More recently, a group of top doctors has demanded Columbia University remove him from their faculty, citing his “egregious lack of integrity” for promoting what they call “quack treatments.” “Dr. Oz has repeatedly shown disdain for science and for evidence-based medicine,” said a letter the 10 physicians sent to a Columbia dean earlier this week. They say he’s pushing “miracle” weight-loss supplements with no scientific proof that they work.

The doctors wrote that Oz, for years a world-class Columbia cardiothoracic surgeon, “has manifested an egregious lack of integrity by promoting quack treatments and cures in the interest of personal financial gain.” They said he has “misled and endangered” the public.

Popular Science and The New Yorker have expressed criticism of Oz for giving “non-scientific” advice. These criticisms include questioning if he is “doing more harm than good”.

The James Randi Educational Foundation has awarded Oz with their Pigasus Award, an award intended “to expose parapsychological, paranormal or psychic frauds that Randi has noted over the previous year. The award consists of a silver flying pig and refers to claiming something so doubtful that it will only happen “when pigs fly”. Oz has been given this award on three separate occasions, more than any other recipient:

-In 2009 for the promotion of energy therapies such as Reiki.

-In 2010 for support of faith healing and psychic communication with the dead, among other controversial practices. Oz became the first person to receive a Pigasus Award two years in a row.
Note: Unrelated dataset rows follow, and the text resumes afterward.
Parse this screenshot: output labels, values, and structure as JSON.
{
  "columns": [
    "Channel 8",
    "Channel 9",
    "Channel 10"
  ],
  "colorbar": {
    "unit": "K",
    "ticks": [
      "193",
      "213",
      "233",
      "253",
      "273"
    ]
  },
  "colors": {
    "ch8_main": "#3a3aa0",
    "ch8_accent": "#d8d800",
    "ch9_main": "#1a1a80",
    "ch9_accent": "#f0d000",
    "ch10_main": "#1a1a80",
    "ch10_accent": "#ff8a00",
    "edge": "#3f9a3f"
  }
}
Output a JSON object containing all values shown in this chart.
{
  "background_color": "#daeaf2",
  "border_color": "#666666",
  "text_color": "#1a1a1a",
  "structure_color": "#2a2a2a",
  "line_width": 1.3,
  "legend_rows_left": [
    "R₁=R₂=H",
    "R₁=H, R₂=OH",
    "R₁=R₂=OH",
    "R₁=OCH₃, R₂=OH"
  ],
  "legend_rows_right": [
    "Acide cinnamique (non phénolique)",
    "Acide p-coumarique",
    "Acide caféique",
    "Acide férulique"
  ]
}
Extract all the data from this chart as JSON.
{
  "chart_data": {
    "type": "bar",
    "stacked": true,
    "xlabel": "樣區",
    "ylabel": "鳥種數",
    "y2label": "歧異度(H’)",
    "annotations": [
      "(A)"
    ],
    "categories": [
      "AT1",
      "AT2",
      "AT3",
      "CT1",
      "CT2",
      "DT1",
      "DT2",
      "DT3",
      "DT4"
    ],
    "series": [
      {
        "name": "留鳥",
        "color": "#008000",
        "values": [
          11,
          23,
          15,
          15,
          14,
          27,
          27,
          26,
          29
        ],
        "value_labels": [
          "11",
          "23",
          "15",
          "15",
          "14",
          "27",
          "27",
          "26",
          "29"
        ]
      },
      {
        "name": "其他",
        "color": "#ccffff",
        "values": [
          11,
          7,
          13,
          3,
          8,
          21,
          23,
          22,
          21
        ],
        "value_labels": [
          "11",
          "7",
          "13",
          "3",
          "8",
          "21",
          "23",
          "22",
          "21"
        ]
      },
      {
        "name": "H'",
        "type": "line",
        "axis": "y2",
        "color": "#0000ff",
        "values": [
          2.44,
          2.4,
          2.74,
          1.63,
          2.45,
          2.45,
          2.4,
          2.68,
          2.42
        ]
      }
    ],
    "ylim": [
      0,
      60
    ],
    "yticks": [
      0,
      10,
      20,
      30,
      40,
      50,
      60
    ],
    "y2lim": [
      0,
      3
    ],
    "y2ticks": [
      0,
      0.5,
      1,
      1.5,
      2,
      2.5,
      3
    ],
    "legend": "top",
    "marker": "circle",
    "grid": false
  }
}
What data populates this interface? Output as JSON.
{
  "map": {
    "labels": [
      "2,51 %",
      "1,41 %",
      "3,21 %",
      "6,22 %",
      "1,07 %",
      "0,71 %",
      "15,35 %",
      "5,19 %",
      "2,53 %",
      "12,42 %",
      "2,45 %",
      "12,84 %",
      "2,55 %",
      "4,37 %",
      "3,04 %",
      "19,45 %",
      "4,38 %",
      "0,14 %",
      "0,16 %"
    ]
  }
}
-In 2012, Oz won “The Pigasus Award for Refusal to Face Reality” for his continued promotion of “quack medical practices, paranormal belief, and pseudoscience”.

So what does this mean for most people? In short, only exercise and proper nutrition will lead you to a healthy lifestyle. There are no gimmicks, shortcuts or miracle pills that will replace those two components, and those who profit by promoting such are doing the public more harm than good.